Il fixe l’horizon et ses mains se resserrent contre les barreaux de la balustrade. Je déteste la distance qui se crée entre nous. Je pourrais attirer son attention en tapotant son épaule de mon index hésitant, mais je retiens le geste. Je me dégoûte d’être ici, intruse et importune. J’ai placé mon inquiétude au centre de mes actions et de leurs décisions sans jamais me soucier réellement de Simon. Les muscles de ma gorge tremblent pour faire barrage à mes sanglots. Les mots en sortent comme un miaulement plaintif et désespéré.

— Simon…

Il se retourne enfin. Il n’y a rien sur son visage auquel je puisse accrocher une étincelle d’optimisme. Il se mure derrière une façade de politesse, les yeux vides, la voix terne.
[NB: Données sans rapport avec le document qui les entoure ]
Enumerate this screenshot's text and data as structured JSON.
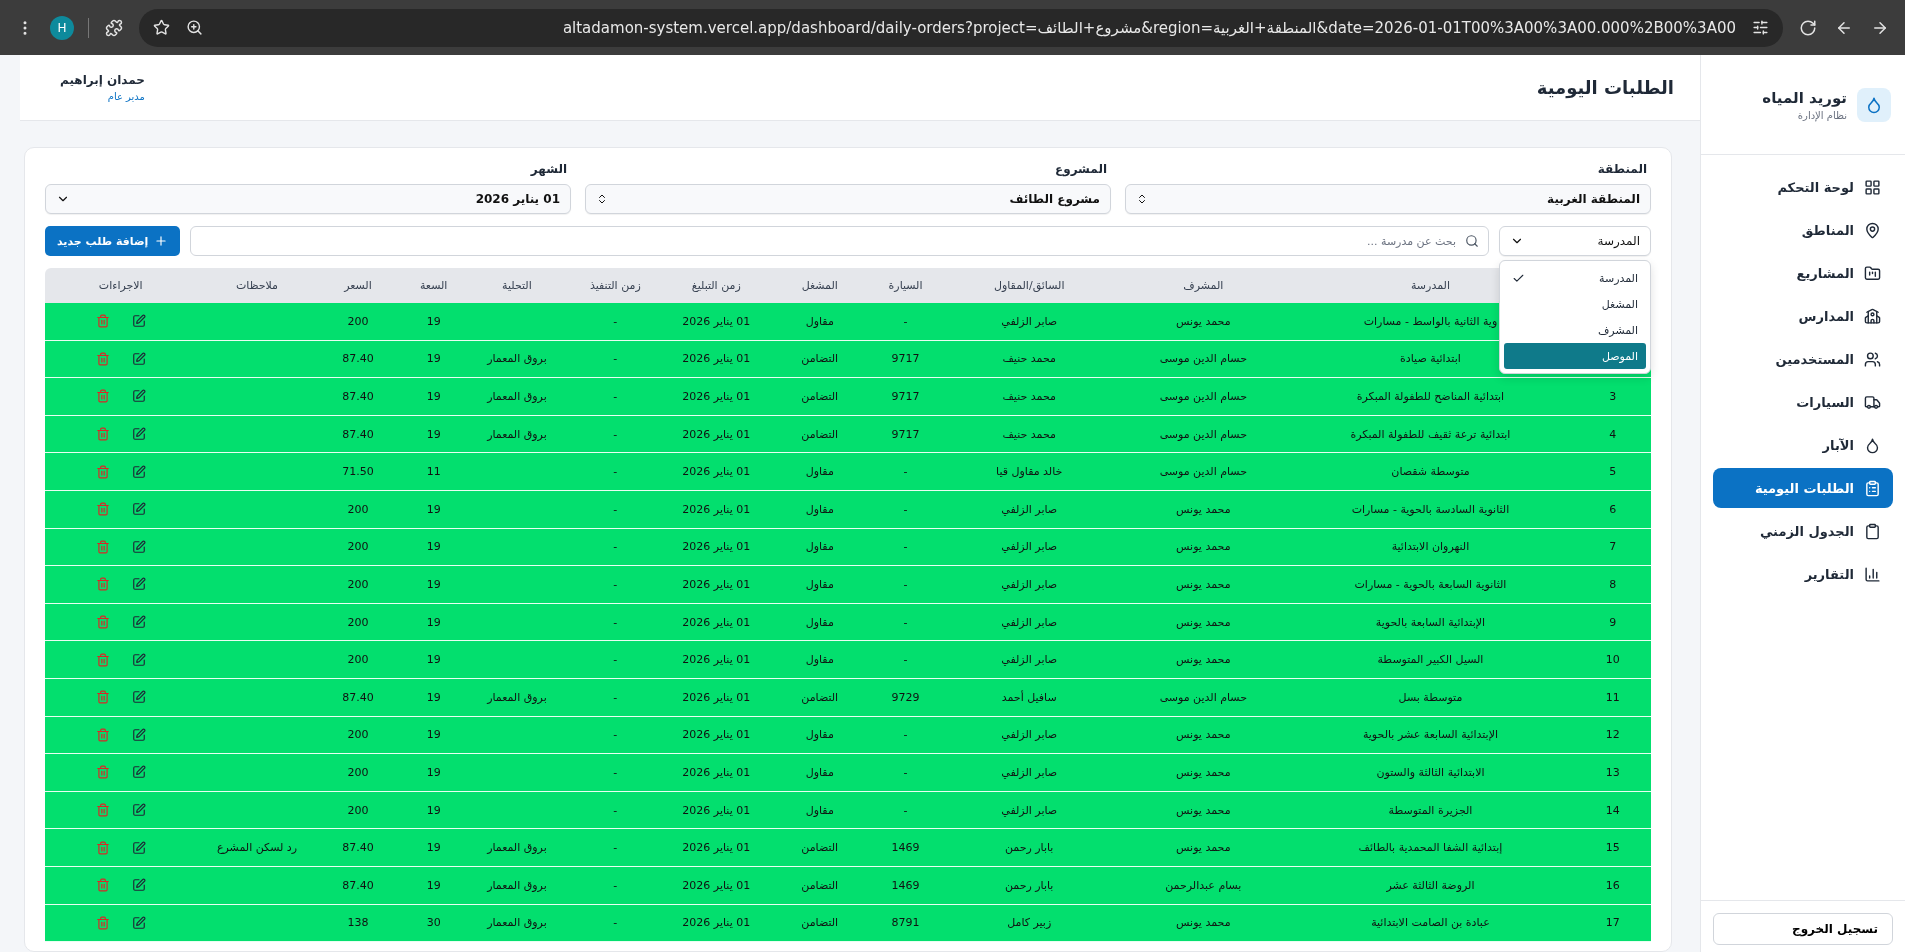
{
  "browser": {
    "profile_initial": "H",
    "url": "altadamon-system.vercel.app/dashboard/daily-orders?project=مشروع+الطائف&region=المنطقة+الغربية&date=2026-01-01T00%3A00%3A00.000%2B00%3A00"
  },
  "header": {
    "title": "الطلبات اليومية",
    "user_name": "حمدان إبراهيم",
    "user_role": "مدير عام"
  },
  "sidebar": {
    "brand": "توريد المياه",
    "subtitle": "نظام الإدارة",
    "items": [
      {
        "label": "لوحة التحكم",
        "selected": false
      },
      {
        "label": "المناطق",
        "selected": false
      },
      {
        "label": "المشاريع",
        "selected": false
      },
      {
        "label": "المدارس",
        "selected": false
      },
      {
        "label": "المستخدمين",
        "selected": false
      },
      {
        "label": "السيارات",
        "selected": false
      },
      {
        "label": "الآبار",
        "selected": false
      },
      {
        "label": "الطلبات اليومية",
        "selected": true
      },
      {
        "label": "الجدول الزمني",
        "selected": false
      },
      {
        "label": "التقارير",
        "selected": false
      }
    ],
    "logout": "تسجيل الخروج"
  },
  "filters": [
    {
      "label": "المنطقة",
      "value": "المنطقة الغربية",
      "kind": "updown"
    },
    {
      "label": "المشروع",
      "value": "مشروع الطائف",
      "kind": "updown"
    },
    {
      "label": "الشهر",
      "value": "01 يناير 2026",
      "kind": "down"
    }
  ],
  "search_by": {
    "value": "المدرسة",
    "options": [
      {
        "label": "المدرسة",
        "selected": true,
        "highlighted": false
      },
      {
        "label": "المشغل",
        "selected": false,
        "highlighted": false
      },
      {
        "label": "المشرف",
        "selected": false,
        "highlighted": false
      },
      {
        "label": "الموصل",
        "selected": false,
        "highlighted": true
      }
    ]
  },
  "search": {
    "placeholder": "بحث عن مدرسة ..."
  },
  "add_button": "إضافة طلب جديد",
  "table": {
    "columns": [
      "المدرسة",
      "المشرف",
      "السائق/المقاول",
      "السيارة",
      "المشغل",
      "زمن التبليغ",
      "زمن التنفيذ",
      "التحلية",
      "السعة",
      "السعر",
      "ملاحظات",
      "الاجراءات"
    ],
    "rows": [
      {
        "school": "وية الثانية بالواسط - مسارات",
        "supervisor": "محمد يونس",
        "driver": "صابر الزلفي",
        "car": "-",
        "operator": "مقاول",
        "reported": "01 يناير 2026",
        "executed": "-",
        "capacity": "19",
        "price": "200"
      },
      {
        "school": "ابتدائية صيادة",
        "supervisor": "حسام الدين موسى",
        "driver": "محمد حنيف",
        "car": "9717",
        "operator": "التضامن",
        "reported": "01 يناير 2026",
        "executed": "-",
        "desalination": "بروق المعمار",
        "capacity": "19",
        "price": "87.40"
      },
      {
        "num": "3",
        "school": "ابتدائية المناضح للطفولة المبكرة",
        "supervisor": "حسام الدين موسى",
        "driver": "محمد حنيف",
        "car": "9717",
        "operator": "التضامن",
        "reported": "01 يناير 2026",
        "executed": "-",
        "desalination": "بروق المعمار",
        "capacity": "19",
        "price": "87.40"
      },
      {
        "num": "4",
        "school": "ابتدائية ترعة ثقيف للطفولة المبكرة",
        "supervisor": "حسام الدين موسى",
        "driver": "محمد حنيف",
        "car": "9717",
        "operator": "التضامن",
        "reported": "01 يناير 2026",
        "executed": "-",
        "desalination": "بروق المعمار",
        "capacity": "19",
        "price": "87.40"
      },
      {
        "num": "5",
        "school": "متوسطة شقصان",
        "supervisor": "حسام الدين موسى",
        "driver": "خالد مقاول قيا",
        "car": "-",
        "operator": "مقاول",
        "reported": "01 يناير 2026",
        "executed": "-",
        "capacity": "11",
        "price": "71.50"
      },
      {
        "num": "6",
        "school": "الثانوية السادسة بالحوية - مسارات",
        "supervisor": "محمد يونس",
        "driver": "صابر الزلفي",
        "car": "-",
        "operator": "مقاول",
        "reported": "01 يناير 2026",
        "executed": "-",
        "capacity": "19",
        "price": "200"
      },
      {
        "num": "7",
        "school": "النهروان الابتدائية",
        "supervisor": "محمد يونس",
        "driver": "صابر الزلفي",
        "car": "-",
        "operator": "مقاول",
        "reported": "01 يناير 2026",
        "executed": "-",
        "capacity": "19",
        "price": "200"
      },
      {
        "num": "8",
        "school": "الثانوية السابعة بالحوية - مسارات",
        "supervisor": "محمد يونس",
        "driver": "صابر الزلفي",
        "car": "-",
        "operator": "مقاول",
        "reported": "01 يناير 2026",
        "executed": "-",
        "capacity": "19",
        "price": "200"
      },
      {
        "num": "9",
        "school": "الإبتدائية السابعة بالحوية",
        "supervisor": "محمد يونس",
        "driver": "صابر الزلفي",
        "car": "-",
        "operator": "مقاول",
        "reported": "01 يناير 2026",
        "executed": "-",
        "capacity": "19",
        "price": "200"
      },
      {
        "num": "10",
        "school": "السيل الكبير المتوسطة",
        "supervisor": "محمد يونس",
        "driver": "صابر الزلفي",
        "car": "-",
        "operator": "مقاول",
        "reported": "01 يناير 2026",
        "executed": "-",
        "capacity": "19",
        "price": "200"
      },
      {
        "num": "11",
        "school": "متوسطة بسل",
        "supervisor": "حسام الدين موسى",
        "driver": "سافيل أحمد",
        "car": "9729",
        "operator": "التضامن",
        "reported": "01 يناير 2026",
        "executed": "-",
        "desalination": "بروق المعمار",
        "capacity": "19",
        "price": "87.40"
      },
      {
        "num": "12",
        "school": "الإبتدائية السابعة عشر بالحوية",
        "supervisor": "محمد يونس",
        "driver": "صابر الزلفي",
        "car": "-",
        "operator": "مقاول",
        "reported": "01 يناير 2026",
        "executed": "-",
        "capacity": "19",
        "price": "200"
      },
      {
        "num": "13",
        "school": "الابتدائية الثالثة والستون",
        "supervisor": "محمد يونس",
        "driver": "صابر الزلفي",
        "car": "-",
        "operator": "مقاول",
        "reported": "01 يناير 2026",
        "executed": "-",
        "capacity": "19",
        "price": "200"
      },
      {
        "num": "14",
        "school": "الجزيرة المتوسطة",
        "supervisor": "محمد يونس",
        "driver": "صابر الزلفي",
        "car": "-",
        "operator": "مقاول",
        "reported": "01 يناير 2026",
        "executed": "-",
        "capacity": "19",
        "price": "200"
      },
      {
        "num": "15",
        "school": "إبتدائية الشفا المحمدية بالطائف",
        "supervisor": "محمد يونس",
        "driver": "بابار رحمن",
        "car": "1469",
        "operator": "التضامن",
        "reported": "01 يناير 2026",
        "executed": "-",
        "desalination": "بروق المعمار",
        "capacity": "19",
        "price": "87.40",
        "notes": "رد لسكن المشرع"
      },
      {
        "num": "16",
        "school": "الروضة الثالثة عشر",
        "supervisor": "بسام عبدالرحمن",
        "driver": "بابار رحمن",
        "car": "1469",
        "operator": "التضامن",
        "reported": "01 يناير 2026",
        "executed": "-",
        "desalination": "بروق المعمار",
        "capacity": "19",
        "price": "87.40"
      },
      {
        "num": "17",
        "school": "عبادة بن الصامت الابتدائية",
        "supervisor": "محمد يونس",
        "driver": "زبير كامل",
        "car": "8791",
        "operator": "التضامن",
        "reported": "01 يناير 2026",
        "executed": "-",
        "desalination": "بروق المعمار",
        "capacity": "30",
        "price": "138"
      }
    ]
  }
}
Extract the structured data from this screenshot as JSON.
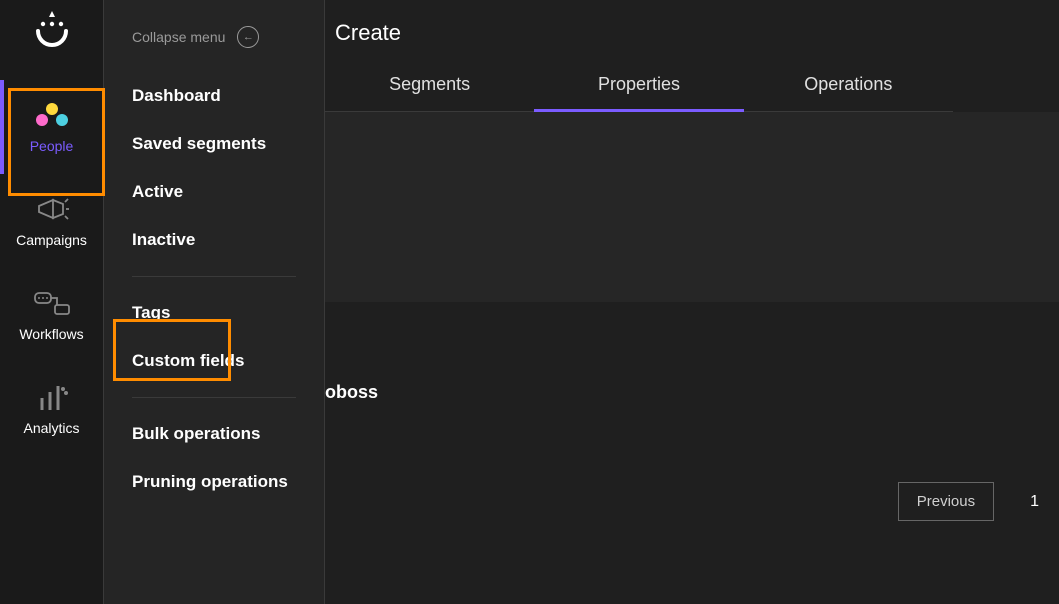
{
  "sidebar_narrow": {
    "items": [
      {
        "label": "People"
      },
      {
        "label": "Campaigns"
      },
      {
        "label": "Workflows"
      },
      {
        "label": "Analytics"
      }
    ]
  },
  "sidebar_wide": {
    "collapse_label": "Collapse menu",
    "items": [
      {
        "label": "Dashboard"
      },
      {
        "label": "Saved segments"
      },
      {
        "label": "Active"
      },
      {
        "label": "Inactive"
      },
      {
        "label": "Tags"
      },
      {
        "label": "Custom fields"
      },
      {
        "label": "Bulk operations"
      },
      {
        "label": "Pruning operations"
      }
    ]
  },
  "main": {
    "breadcrumb_tail": "Create",
    "tabs": [
      {
        "label": "Segments"
      },
      {
        "label": "Properties"
      },
      {
        "label": "Operations"
      }
    ],
    "partial_text": "oboss",
    "pagination": {
      "previous": "Previous",
      "page": "1"
    }
  }
}
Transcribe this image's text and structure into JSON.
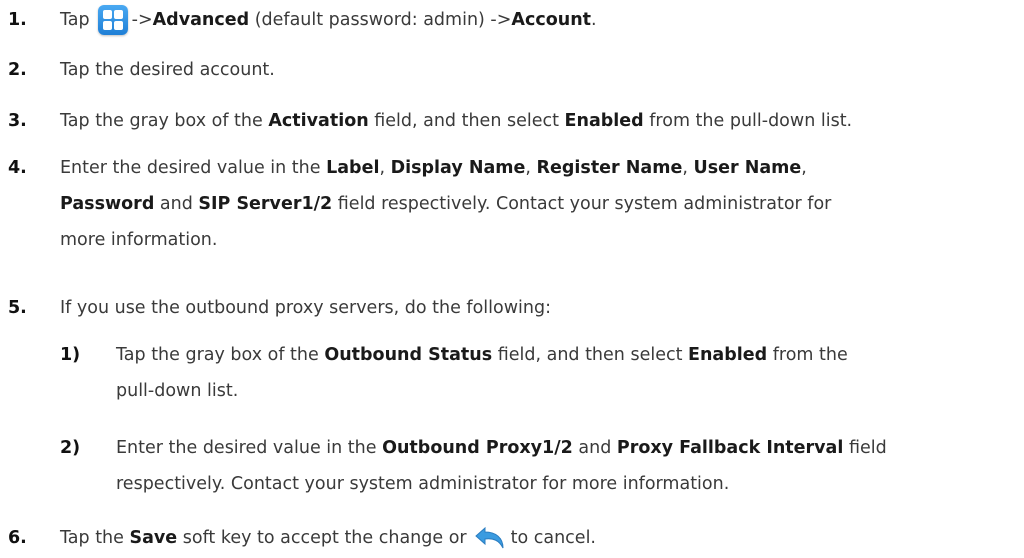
{
  "steps": [
    {
      "num": "1.",
      "parts": [
        "Tap",
        "->",
        "Advanced",
        " (default password: admin) ->",
        "Account",
        "."
      ]
    },
    {
      "num": "2.",
      "text": "Tap the desired account."
    },
    {
      "num": "3.",
      "parts": [
        "Tap the gray box of the ",
        "Activation",
        " field, and then select ",
        "Enabled",
        " from the pull-down list."
      ]
    },
    {
      "num": "4.",
      "line1": [
        "Enter the desired value in the ",
        "Label",
        ", ",
        "Display Name",
        ", ",
        "Register Name",
        ", ",
        "User Name",
        ","
      ],
      "line2": [
        "Password",
        " and ",
        "SIP Server1/2",
        " field respectively. Contact your system administrator for"
      ],
      "line3": "more information."
    },
    {
      "num": "5.",
      "text": "If you use the outbound proxy servers, do the following:",
      "substeps": [
        {
          "num": "1)",
          "line1": [
            "Tap the gray box of the ",
            "Outbound Status",
            " field, and then select ",
            "Enabled",
            " from the"
          ],
          "line2": "pull-down list."
        },
        {
          "num": "2)",
          "line1": [
            "Enter the desired value in the ",
            "Outbound Proxy1/2",
            " and ",
            "Proxy Fallback Interval",
            " field"
          ],
          "line2": "respectively. Contact your system administrator for more information."
        }
      ]
    },
    {
      "num": "6.",
      "parts": [
        "Tap the ",
        "Save",
        " soft key to accept the change or",
        "to cancel."
      ]
    }
  ],
  "icons": {
    "menu": "menu-grid-icon",
    "back": "back-arrow-icon",
    "menu_color": "#2b8de3",
    "back_color": "#3a9be0"
  }
}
— Tu n’aurais pas dû venir.

— Simon…

— … je t’avais dit que je te rappellerais. Tu n’as rien à faire ici.

Une partie de moi s’écroule, tombe en poussière et part voltiger avec les feuilles sur le sol, tandis qu’une autre se redresse piquée dans son ego. J’ose lever le menton pour faire face à Simon.

— Clara est bien là, elle.

Un éclat métallique brille au coin de son regard, dur et froid. Sa réponse fuse teintée de raillerie et d’exaspération.

— Tu ne vas pas recommencer avec ça, quand même ? Oui, Clara est là parce que je lui ai demandé. Parce qu’elle est mon amie. Tu n’arrives pas à comprendre ça ? C’est peut-être un sujet que tu devrais aborder avec la psychiatre, non ?

Je recule sous ce coup bas qu’il vient de me porter. Je parviens tout juste à ouvrir la bouche sans qu’aucun son n’en sorte. Il continue son assaut, pas encore rassasié de la douleur qui émerge sur mon visage. Je connais cette réaction, je me comportais de manière identique avec mes parents quand je voulais qu’ils souffrent autant que moi. Je mérite ce qu’il m’arrive, je baisse la garde et encaisse chaque coup qu’il me porte.

— Flo la jalouse… Flo qui a besoin d’aide… Flo qui se taille les bras… Flo qui fume des joints pour ne pas affronter la réalité… Flo qui traîne avec des losers pour se sentir moins minable…

— Alors pourquoi… pourquoi tu restes avec moi, Simon ? Si c’est ce que tu penses de moi ? Pourquoi tu ne me laisses pas tomber ? Je ne t’ai rien demandé… rien.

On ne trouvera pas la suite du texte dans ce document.